The actresss gratitude finally morphs into defiance after Hitchcocks deception about the climactic attic attack in The Birds. She was expecting one day of shooting with mechanical birds and got a weeks worth of takes with real animals that left her reeling and bleeding.
The montage of that scenes filming is the highlight of The Girl and of Sienna Millers depiction of Hedren. Sadly, The Girl offers no insight into the gumption it took for a former model from Minnesota to weather such manipulation and torture.
Mostly, Gwyneth Hughes script lets the wardrobe department and Millers resemblance to her subject do the heavy lifting. Miller does a good job re-creating the classic Hitchcock takes, but she reverts to imitating Hedrens on-screen persona in the rest of The Girl, too.
Hughes based her screenplay on accounts from Hedren and Jim Brown, who worked as assistant director on both Hedren-Hitchcock collaborations. Director Julian Jarrold doesnt make the mistake of trying to imitate his subjects work too much, but he cant resist a few staircases and shower heads.
The Girl is as much about Hitchcock as Hedren, and Toby Jones, who portrayed Truman Capote in 2006s Infamous, embodies another legendary pale eccentric with a quiet authority and spot-on cadence that masks any physical inconsistencies.
As Alma Hitchcock, Oscar nominee Imelda Staunton is excellent as usual, averting her eyes from her husbands humiliating crush as she asserts herself in the filmmaking process.

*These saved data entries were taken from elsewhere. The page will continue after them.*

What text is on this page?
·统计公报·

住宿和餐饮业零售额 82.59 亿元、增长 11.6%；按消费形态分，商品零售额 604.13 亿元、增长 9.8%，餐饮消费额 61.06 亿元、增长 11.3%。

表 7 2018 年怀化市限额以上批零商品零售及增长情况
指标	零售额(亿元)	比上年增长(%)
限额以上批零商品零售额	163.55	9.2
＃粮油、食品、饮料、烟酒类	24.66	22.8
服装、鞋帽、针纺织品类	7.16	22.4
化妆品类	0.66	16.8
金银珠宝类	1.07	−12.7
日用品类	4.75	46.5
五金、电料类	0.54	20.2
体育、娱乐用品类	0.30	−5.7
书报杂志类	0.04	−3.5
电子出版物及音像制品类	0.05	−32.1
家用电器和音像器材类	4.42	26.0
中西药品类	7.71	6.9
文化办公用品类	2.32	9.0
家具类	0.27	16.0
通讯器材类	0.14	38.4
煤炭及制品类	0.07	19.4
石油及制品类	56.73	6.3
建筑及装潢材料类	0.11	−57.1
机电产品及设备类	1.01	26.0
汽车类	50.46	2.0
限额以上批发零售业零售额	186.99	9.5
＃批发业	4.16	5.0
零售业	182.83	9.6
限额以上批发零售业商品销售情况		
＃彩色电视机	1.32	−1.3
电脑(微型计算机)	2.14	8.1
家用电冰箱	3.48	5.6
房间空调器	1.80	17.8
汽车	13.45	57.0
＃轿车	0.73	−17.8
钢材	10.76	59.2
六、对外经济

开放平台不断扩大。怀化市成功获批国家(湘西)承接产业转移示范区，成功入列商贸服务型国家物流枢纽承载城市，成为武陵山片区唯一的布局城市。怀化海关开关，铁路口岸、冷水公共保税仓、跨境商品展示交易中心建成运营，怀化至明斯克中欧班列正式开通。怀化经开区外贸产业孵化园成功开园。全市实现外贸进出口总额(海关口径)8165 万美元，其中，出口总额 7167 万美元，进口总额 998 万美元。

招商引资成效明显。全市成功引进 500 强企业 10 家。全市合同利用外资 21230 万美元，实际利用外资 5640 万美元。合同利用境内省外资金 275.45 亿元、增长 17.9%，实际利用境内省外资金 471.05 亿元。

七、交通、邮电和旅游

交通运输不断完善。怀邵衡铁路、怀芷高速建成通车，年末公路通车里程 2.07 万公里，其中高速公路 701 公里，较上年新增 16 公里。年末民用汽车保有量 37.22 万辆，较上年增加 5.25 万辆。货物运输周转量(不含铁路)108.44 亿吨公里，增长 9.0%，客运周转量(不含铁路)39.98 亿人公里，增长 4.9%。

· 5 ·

The Girl avoids taking Hitchcock to Roman Polanski levels of loathsomeness, highlighting his insecurities about his age and weight as he forces underlings to drink with him while he moons over a knockout 30 years his junior. Fed up, Alma tells him, The day she drops her knickers, youll run a mile.
Hedren, of course, was just one of many muses: Hitchcock spent his career trying to perfect his idealized vision of femininity, which did not allow for brunettes and overt sexuality. He once said, Blondes make the perfect victims. Theyre like virgin snow that shows up the bloody footprints.
Jimmy Stewarts fetish with Kim Novaks clothes and hair in Vertigo is a snapshot of Hitchcocks need to control women through their appearance. Hitchcock made Hedren constantly wear hot pink lipstick she hated while making The Birds, not just when filming.
Years earlier, Novaks character had submitted to having her hair lightened by saying: All right then, Ill do it. I dont care anymore about me. Hedren never got close to that point. When making The Birds didnt break her, Hitchcocks fascination deepened.
Haunted thief Marnie Edgar was a role Hedren, who was under contract in any case, couldnt pass up. Letting Hitch direct her as a heroine who succumbs to sexual persistence proved disastrous, and his infatuation devolved into stalking and threats during production.
Marnie wasnt a hit at the time, though critics eventually appreciated its depiction of childhood trauma and criminality. Its sometimes called Hitchcocks final masterpiece (by those who overlook 1972s Frenzy).
But its no surprise that audiences didnt appreciate a male lead forcing himself on his disturbed bride, only to have her forgive him after he hounds her into an allegedly therapeutic nervous breakdown. Jones rendering of Hitchcock as he plans and directs the pivotal rape sequence is as chilling as any scene that made it into the final cut of Marnie.
Hedren used Marnie to break ground in truly ugly on-screen crying. (Shed already established herself as the most glamorous smoker ever in The Birds, but no one is supposed to talk about that anymore.)
Film buffs should find The Girl worth checking out for Jones and Stauntons performances, as well as the insight into the special effects of the era. When Hitchcock keeps his hands to himself, he remains a genius with a vision. And the peek into the dark psyche of cinemas master of suspense makes his movies even more disturbing.